Bodden started across the street against the traffic. The policeman yelled at him; Bodden gave him a merry grin and hurried on. When he was a few meters from the woman, he discovered that she was younger than he had first thought — not much more than twenty-five or twenty-six. And pretty, by God, he thought. Well, there was no rule that they couldn’t be pretty.

The woman, despite the cold and the custom, wore nothing on her head. She had long, thick dark hair that framed a pale oval face with full lips; a small, straight nose; and enormous brown eyes. That one could use a few potatoes, Bodden thought. Their eyes get like that when they don’t eat — big and dark and shiny, at least for a while, and then when the hope goes, they grow dull.

The woman clutched the fur coat to her throat and nestled her chin into it. Bodden wondered what she wore under the coat. Maybe nothing. He remembered the girls in Berlin last summer who had worn their fur cats in July. That and nothing else. They had sold every last stitch they owned, or traded it for food. But not their fur coats. They remembered the previous winter too well to part with their coats. There would be no coal this winter either, and without their coats they knew they would freeze.

Bodden stopped before the woman, made a little bow, smiled, and said, “Excuse me, Fraülein, but do you have the time? My watch has stopped.”

She looked at him for a moment with her enormous eyes and then glanced down at her watch. “It is five past twelve.”

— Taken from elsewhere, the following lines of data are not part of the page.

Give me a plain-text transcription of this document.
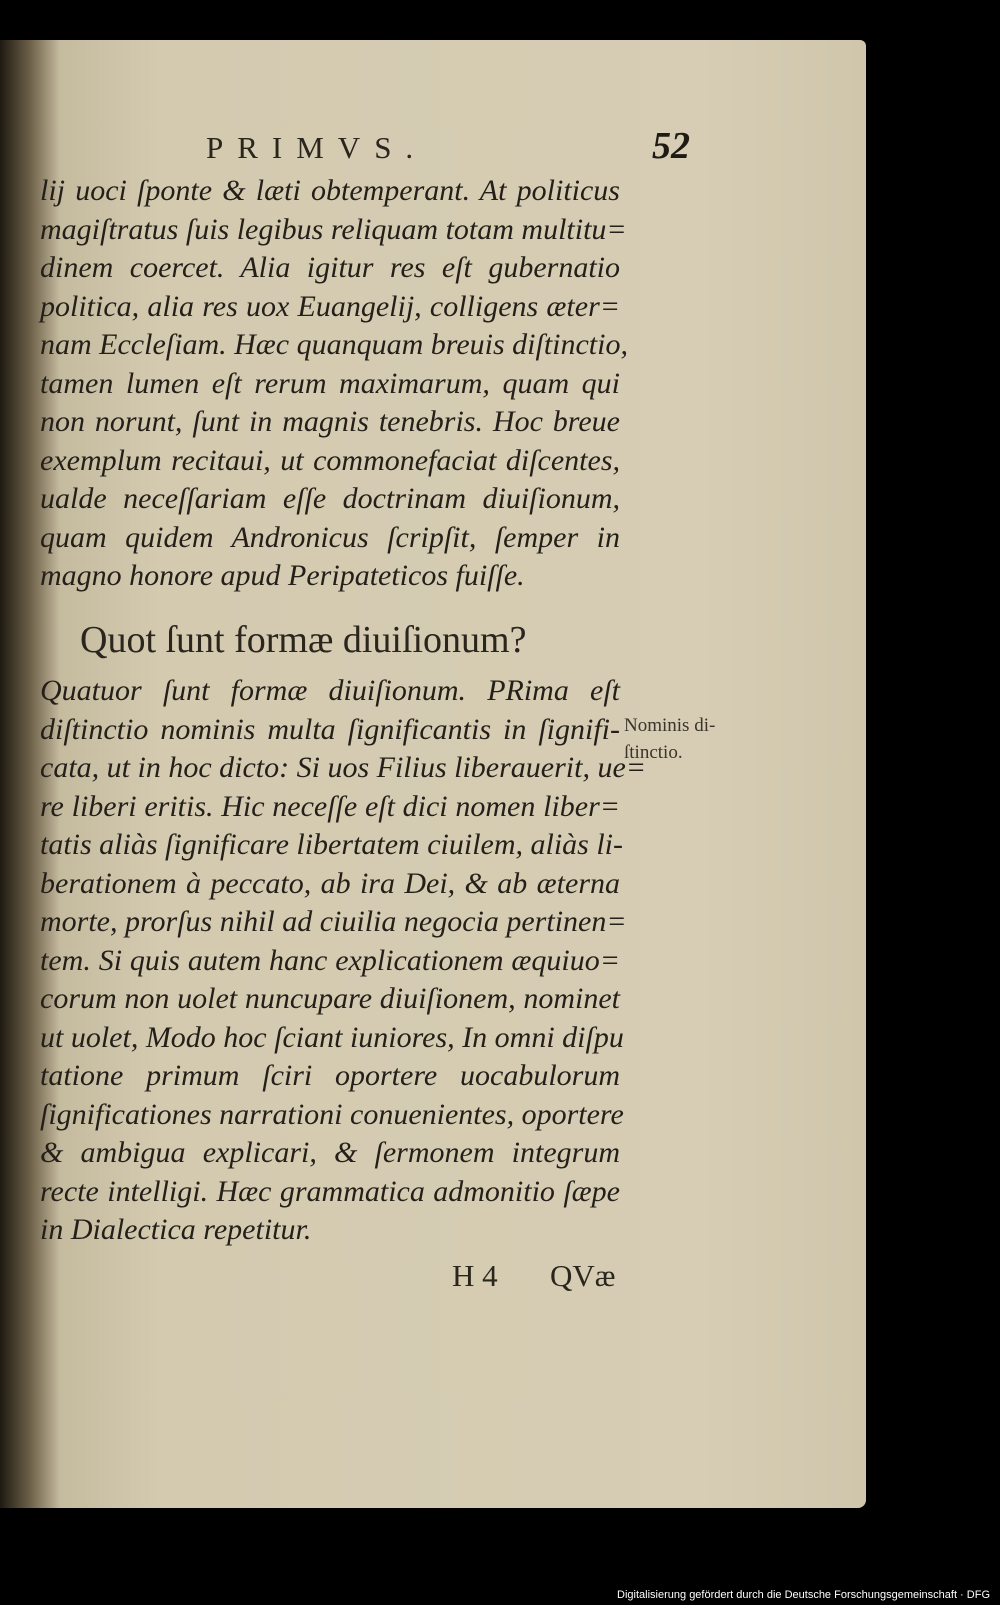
PRIMVS.	52
lij uoci ſponte & læti obtemperant. At politicus
magiſtratus ſuis legibus reliquam totam multitu=
dinem coercet. Alia igitur res eſt gubernatio
politica, alia res uox Euangelij, colligens æter=
nam Eccleſiam. Hæc quanquam breuis diſtinctio,
tamen lumen eſt rerum maximarum, quam qui
non norunt, ſunt in magnis tenebris. Hoc breue
exemplum recitaui, ut commonefaciat diſcentes,
ualde neceſſariam eſſe doctrinam diuiſionum,
quam quidem Andronicus ſcripſit, ſemper in
magno honore apud Peripateticos fuiſſe.
Quot ſunt formæ diuiſionum?
Quatuor ſunt formæ diuiſionum. PRima eſt
diſtinctio nominis multa ſignificantis in ſignifi-
cata, ut in hoc dicto: Si uos Filius liberauerit, ue=
re liberi eritis. Hic neceſſe eſt dici nomen liber=
tatis aliàs ſignificare libertatem ciuilem, aliàs li-
berationem à peccato, ab ira Dei, & ab æterna
morte, prorſus nihil ad ciuilia negocia pertinen=
tem. Si quis autem hanc explicationem æquiuo=
corum non uolet nuncupare diuiſionem, nominet
ut uolet, Modo hoc ſciant iuniores, In omni diſpu
tatione primum ſciri oportere uocabulorum
ſignificationes narrationi conuenientes, oportere
& ambigua explicari, & ſermonem integrum
recte intelligi. Hæc grammatica admonitio ſæpe
in Dialectica repetitur.
Nominis di-
ſtinctio.
H 4 QVæ
Digitalisierung gefördert durch die Deutsche Forschungsgemeinschaft · DFG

“Is that midnight or noon?”

“Midnight.”

The woman handed him the book with the yellow cover. Bodden thanked her, moved off, and tucked the book away underneath his coat. The woman looked around as though trying to decide which way she should go and then walked off rapidly in the opposite direction.

Across the street in the right-hand seat of the blue Adler with the CD plates, Major Gilbert Baker-Bates gave his mustache a quick brush and said in German, “The woman, I think, don’t you?” to the yellow-haired man behind the wheel.

“He’s too good for me,” the yellow-haired man said as he started the engine.

“How long did it take him to lose you in Hamburg?”

“Twenty minutes. He knows all the old tricks and perhaps even some new ones.”

“A yellow book,” Baker-Bates said. “I wonder why the Reds always use a yellow book.”

“In Bern they liked green ones,” the yellow-haired man said.

“Both are spring colors. Perhaps that has something to do with it.”

“Perhaps,” said the yellow-haired man as he let the Adler crawl along the curb nearly fifty meters behind the hurrying woman in the fur coat.

“You had no trouble with him yesterday?”

“With the printer? None. He hadn’t counted on our flying down. Since we knew where he was heading, it was no trouble to pick him up at the station. This time I stayed far back, though. Very far back. He slept in a cellar last night and paid with razor blades. He must have a lot of them. That’s what he was using in Lübeck.”

“About here, don’t you think?” Baker-Bates said.